Повести и рассказы | страница 78
— Ты думаешь, один такой умный? Все знают, что ни одна столовая эту картошку не возьмет. Но и списать ее сейчас нельзя — кому-то придется признать, что ее поморозили. А за это по головке не погладят. Время-то военное. Поэтому ее продержат до новой. Осенью никто не станет вникать, от какой картошки очистили подвал…
Между тем на базаре картошка все дорожала. Цена ее поднялась до двухсот рублей за ведро. Почти каждое воскресенье тетя Маша уходила на продуктовый базарчик около девятнадцатого магазина. Приносила замороженные круги молока или жмых. Подсолнечный жмых казался нам тогда очень вкусным и сытным, особенно если его поджарить на плите. Самым лучшим жмыхом считался кедровый, но он появлялся редко.
Иногда на базар вместо тети отправлялся я, но, непонятно почему, у меня ничего не покупали. Или моя внешность чем-то отталкивала покупателей?
Торговать я так и не научился. Не привык я и к Томску. Даже днем он казался мне темным: почти черные островерхие пихты, дома из потемневших от времени бревен, деревянные скрипучие тротуары, сумерки, спускавшиеся на город в полпятого. Белое кружево деревянной резьбы еще резче подчеркивало общий сумрачный цвет. Днем на работе и дома с тетей Машей я держал себя в руках, но ночью во сне снова ходил по улицам Саратова и во сне видел Ольгу, не такую, как уже встретил здесь, измученную, растерянную, искалеченную, а девчушку с Провиантской улицы… Мы бродили с ней по берегу Волги, она держала меня за руку.
Не случалось дня, чтобы я не мечтал вернуться домой.
Что осталось от прошлого? Ключ от входной двери? Часто вспоминал нашу квартиру. Сколько лет мы с матерью ждали ее. Вспоминал, как мы перебирались со старой квартиры на новую, как расставляли в пахнущих известкой комнатах нашу старенькую мебель, каким счастьем нам представлялись центральное отопление и водопровод, как чудесно выглядело окно во всю стену с видом на Волгу.

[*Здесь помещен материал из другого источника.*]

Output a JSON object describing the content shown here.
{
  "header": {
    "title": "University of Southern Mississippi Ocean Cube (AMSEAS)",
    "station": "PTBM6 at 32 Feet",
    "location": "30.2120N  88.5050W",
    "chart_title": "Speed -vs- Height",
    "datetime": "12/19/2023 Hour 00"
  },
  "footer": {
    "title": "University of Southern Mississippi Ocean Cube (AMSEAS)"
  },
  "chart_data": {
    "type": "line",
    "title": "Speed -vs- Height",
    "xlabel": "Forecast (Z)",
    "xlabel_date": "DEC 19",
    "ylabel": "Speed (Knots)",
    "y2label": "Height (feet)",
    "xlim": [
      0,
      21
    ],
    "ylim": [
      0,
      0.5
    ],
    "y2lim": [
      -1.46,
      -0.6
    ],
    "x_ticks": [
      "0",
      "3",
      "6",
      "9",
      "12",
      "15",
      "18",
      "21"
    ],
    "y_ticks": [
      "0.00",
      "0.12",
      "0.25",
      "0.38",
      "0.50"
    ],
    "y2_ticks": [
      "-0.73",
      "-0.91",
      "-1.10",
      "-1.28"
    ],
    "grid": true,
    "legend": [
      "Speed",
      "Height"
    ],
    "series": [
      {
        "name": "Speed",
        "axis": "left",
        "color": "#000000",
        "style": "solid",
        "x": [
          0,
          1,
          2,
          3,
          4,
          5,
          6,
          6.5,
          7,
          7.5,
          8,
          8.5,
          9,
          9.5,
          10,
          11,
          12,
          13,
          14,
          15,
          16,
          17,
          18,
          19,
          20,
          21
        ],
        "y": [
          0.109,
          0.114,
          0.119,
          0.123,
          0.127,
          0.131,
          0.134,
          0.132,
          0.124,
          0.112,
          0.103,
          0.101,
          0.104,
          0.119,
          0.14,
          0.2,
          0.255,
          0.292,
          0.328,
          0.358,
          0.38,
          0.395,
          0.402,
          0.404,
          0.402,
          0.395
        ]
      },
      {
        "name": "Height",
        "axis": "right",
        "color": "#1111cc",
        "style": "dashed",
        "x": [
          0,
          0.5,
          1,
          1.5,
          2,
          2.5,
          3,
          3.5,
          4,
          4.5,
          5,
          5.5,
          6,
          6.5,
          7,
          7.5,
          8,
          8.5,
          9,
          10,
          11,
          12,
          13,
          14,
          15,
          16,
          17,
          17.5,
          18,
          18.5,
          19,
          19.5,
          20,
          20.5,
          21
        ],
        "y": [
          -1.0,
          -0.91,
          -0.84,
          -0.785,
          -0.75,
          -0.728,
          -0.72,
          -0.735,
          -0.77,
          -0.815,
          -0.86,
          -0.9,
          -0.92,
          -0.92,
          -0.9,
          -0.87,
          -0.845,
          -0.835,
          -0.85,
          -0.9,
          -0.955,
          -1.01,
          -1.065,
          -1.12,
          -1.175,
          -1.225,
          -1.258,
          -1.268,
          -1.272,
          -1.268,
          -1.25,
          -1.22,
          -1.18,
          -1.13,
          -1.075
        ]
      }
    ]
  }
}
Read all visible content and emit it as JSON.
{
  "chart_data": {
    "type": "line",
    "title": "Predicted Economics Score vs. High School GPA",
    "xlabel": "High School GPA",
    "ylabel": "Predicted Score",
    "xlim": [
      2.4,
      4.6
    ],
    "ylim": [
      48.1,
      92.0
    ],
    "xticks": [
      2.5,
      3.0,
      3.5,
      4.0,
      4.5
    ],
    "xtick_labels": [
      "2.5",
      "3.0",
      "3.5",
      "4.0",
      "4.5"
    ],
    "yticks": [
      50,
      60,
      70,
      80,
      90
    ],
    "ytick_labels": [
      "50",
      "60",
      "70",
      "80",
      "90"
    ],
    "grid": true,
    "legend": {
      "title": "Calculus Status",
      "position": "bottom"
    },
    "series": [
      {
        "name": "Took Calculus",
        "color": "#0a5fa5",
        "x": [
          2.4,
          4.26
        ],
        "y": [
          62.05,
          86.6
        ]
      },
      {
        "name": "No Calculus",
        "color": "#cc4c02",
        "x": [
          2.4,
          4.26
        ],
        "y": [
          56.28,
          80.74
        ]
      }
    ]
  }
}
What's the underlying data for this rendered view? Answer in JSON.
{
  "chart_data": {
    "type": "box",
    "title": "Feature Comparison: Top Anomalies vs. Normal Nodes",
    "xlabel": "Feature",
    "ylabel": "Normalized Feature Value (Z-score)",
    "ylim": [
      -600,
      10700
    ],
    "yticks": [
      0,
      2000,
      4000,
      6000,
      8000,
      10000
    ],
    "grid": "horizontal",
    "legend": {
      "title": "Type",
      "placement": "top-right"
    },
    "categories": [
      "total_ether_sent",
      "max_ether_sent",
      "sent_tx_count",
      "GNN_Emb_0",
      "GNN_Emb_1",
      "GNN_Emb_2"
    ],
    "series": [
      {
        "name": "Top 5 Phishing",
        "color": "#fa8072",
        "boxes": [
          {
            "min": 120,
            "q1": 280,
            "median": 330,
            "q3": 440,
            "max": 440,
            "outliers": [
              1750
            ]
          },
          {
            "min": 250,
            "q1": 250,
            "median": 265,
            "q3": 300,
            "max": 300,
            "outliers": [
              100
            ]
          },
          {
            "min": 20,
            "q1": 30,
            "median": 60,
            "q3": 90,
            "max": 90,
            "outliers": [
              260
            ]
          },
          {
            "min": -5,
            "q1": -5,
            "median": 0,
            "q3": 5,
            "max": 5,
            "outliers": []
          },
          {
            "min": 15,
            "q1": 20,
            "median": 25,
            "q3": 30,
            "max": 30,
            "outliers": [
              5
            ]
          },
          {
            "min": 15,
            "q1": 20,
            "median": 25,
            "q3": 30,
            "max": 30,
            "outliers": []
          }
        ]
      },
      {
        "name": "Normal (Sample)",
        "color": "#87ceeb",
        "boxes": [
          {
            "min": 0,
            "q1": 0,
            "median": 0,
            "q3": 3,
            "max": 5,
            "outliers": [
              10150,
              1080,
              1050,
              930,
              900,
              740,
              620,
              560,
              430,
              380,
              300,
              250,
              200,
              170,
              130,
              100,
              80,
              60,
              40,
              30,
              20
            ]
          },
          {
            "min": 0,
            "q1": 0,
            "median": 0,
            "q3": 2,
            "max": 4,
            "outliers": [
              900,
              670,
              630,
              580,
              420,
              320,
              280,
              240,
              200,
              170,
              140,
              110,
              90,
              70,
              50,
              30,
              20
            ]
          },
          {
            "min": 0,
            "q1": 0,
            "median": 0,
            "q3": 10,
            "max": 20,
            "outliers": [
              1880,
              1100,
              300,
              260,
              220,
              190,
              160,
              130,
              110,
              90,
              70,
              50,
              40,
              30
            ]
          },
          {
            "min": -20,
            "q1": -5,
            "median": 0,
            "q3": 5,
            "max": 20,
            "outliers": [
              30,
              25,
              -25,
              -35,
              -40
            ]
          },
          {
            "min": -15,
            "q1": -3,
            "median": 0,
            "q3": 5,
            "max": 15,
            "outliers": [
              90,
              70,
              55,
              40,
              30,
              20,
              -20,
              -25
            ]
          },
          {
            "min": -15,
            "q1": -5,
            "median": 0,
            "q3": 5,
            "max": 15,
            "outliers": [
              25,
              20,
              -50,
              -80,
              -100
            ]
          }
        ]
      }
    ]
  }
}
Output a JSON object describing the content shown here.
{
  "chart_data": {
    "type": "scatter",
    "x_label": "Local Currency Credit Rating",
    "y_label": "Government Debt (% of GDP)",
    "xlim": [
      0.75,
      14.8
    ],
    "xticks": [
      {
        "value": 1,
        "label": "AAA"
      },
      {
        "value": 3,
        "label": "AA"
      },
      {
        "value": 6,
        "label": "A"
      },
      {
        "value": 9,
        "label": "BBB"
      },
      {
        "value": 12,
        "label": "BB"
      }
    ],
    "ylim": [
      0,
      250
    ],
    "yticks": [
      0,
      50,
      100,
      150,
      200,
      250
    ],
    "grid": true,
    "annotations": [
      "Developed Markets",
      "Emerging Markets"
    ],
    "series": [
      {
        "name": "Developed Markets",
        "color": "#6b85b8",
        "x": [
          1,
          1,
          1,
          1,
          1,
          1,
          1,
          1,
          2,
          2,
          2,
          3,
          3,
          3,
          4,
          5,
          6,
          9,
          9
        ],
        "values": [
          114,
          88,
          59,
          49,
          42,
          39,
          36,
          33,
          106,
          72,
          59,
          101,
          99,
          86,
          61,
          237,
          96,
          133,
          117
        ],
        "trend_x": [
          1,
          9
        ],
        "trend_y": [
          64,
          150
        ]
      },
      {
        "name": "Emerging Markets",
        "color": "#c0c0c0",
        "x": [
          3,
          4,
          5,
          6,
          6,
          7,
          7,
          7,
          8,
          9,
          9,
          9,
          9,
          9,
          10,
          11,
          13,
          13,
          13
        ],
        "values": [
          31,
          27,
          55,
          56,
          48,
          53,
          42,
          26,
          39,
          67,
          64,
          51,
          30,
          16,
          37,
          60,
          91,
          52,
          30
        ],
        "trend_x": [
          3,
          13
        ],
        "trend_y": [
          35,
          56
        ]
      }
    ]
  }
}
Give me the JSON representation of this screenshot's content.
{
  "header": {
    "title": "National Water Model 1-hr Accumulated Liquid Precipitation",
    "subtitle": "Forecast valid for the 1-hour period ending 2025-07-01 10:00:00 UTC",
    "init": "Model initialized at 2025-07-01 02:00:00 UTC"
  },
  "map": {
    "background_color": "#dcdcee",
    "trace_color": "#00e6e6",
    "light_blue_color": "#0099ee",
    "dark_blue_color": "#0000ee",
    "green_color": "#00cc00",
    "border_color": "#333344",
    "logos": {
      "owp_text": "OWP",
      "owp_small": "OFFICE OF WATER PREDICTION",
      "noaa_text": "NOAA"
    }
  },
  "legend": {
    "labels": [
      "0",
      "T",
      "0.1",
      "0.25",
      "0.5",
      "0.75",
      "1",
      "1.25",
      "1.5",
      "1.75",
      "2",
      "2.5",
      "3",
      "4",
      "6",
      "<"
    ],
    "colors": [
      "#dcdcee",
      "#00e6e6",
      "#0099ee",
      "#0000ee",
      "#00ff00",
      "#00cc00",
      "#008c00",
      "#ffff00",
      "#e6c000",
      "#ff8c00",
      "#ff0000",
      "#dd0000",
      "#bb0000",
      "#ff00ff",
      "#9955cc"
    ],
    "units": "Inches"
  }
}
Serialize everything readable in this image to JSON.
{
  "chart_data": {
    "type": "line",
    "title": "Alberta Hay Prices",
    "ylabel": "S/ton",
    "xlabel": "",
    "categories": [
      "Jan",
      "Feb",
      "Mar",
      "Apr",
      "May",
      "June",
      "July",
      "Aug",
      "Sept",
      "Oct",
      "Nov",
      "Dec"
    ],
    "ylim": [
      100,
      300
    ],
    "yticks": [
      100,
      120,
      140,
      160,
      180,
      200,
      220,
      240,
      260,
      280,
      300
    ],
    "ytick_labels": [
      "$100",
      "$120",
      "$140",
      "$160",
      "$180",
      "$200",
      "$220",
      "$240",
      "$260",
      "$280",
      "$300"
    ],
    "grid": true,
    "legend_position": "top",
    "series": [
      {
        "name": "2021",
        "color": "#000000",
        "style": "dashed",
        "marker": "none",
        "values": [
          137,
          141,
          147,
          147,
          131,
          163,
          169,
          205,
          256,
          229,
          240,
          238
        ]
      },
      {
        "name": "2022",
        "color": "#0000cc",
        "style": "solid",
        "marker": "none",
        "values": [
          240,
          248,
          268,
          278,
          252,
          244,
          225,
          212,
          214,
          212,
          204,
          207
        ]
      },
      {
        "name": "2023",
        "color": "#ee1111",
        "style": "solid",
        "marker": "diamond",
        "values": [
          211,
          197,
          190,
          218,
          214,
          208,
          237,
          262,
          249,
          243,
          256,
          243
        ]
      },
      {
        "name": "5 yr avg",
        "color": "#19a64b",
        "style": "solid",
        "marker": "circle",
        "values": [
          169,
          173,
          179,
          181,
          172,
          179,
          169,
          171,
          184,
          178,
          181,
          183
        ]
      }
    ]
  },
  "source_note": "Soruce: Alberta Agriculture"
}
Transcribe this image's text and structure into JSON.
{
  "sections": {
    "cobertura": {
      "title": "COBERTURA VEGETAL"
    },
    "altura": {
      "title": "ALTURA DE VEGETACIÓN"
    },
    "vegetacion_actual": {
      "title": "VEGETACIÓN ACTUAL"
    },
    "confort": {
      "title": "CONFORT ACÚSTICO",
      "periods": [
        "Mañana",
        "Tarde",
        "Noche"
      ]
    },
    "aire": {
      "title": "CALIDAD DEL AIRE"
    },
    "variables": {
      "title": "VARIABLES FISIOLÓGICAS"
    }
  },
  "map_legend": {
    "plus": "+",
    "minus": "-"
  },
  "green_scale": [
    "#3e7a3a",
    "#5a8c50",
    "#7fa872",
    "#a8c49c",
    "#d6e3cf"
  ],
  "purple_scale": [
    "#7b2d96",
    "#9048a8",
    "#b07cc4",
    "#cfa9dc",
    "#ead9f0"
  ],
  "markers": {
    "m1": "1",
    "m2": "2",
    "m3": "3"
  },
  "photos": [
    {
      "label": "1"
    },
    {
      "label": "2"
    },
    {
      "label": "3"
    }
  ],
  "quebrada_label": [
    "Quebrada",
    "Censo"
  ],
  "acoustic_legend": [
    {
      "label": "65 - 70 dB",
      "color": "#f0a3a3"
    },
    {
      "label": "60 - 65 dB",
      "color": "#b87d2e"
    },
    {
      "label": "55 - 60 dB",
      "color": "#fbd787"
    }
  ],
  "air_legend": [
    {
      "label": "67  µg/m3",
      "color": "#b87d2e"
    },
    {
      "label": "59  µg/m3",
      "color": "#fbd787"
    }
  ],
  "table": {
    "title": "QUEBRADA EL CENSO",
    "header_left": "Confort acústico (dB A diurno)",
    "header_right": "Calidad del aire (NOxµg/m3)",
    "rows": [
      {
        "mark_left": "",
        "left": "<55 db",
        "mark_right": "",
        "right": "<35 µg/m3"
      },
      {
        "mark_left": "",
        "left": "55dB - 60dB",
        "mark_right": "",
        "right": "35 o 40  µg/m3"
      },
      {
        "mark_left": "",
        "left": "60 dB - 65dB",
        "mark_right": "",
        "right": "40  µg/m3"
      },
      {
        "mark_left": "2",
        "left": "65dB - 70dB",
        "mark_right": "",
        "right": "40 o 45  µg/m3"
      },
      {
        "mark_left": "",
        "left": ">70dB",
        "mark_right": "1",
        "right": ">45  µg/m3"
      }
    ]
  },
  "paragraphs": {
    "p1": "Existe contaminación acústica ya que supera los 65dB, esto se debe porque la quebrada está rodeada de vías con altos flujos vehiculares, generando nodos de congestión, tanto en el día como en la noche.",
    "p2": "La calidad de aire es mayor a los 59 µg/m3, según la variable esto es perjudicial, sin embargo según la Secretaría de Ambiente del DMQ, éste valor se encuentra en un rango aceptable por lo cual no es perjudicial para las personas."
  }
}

Свое будущее я связывал теперь с победой. Не знание, а вера придавала силы. Для того, чтобы знать, следовало обладать сведениями, которых я не имел и не мог иметь. Я не знал тысяч цифр и фактов, на основании которых можно было что-либо предвидеть. Я не имел представления, сколько и чего мы потеряли, какие заводы удалось перевезти на восток и как они наладили выпуск продукции, не знал, сколько вооружения мы производим, не знал численности нашей армии, чем нам помогают союзники, выступит или нет против нас Япония. И все-таки я верил в победу. «Не может быть, чтобы мы не победили», — вот единственное, что я мог сказать самому себе.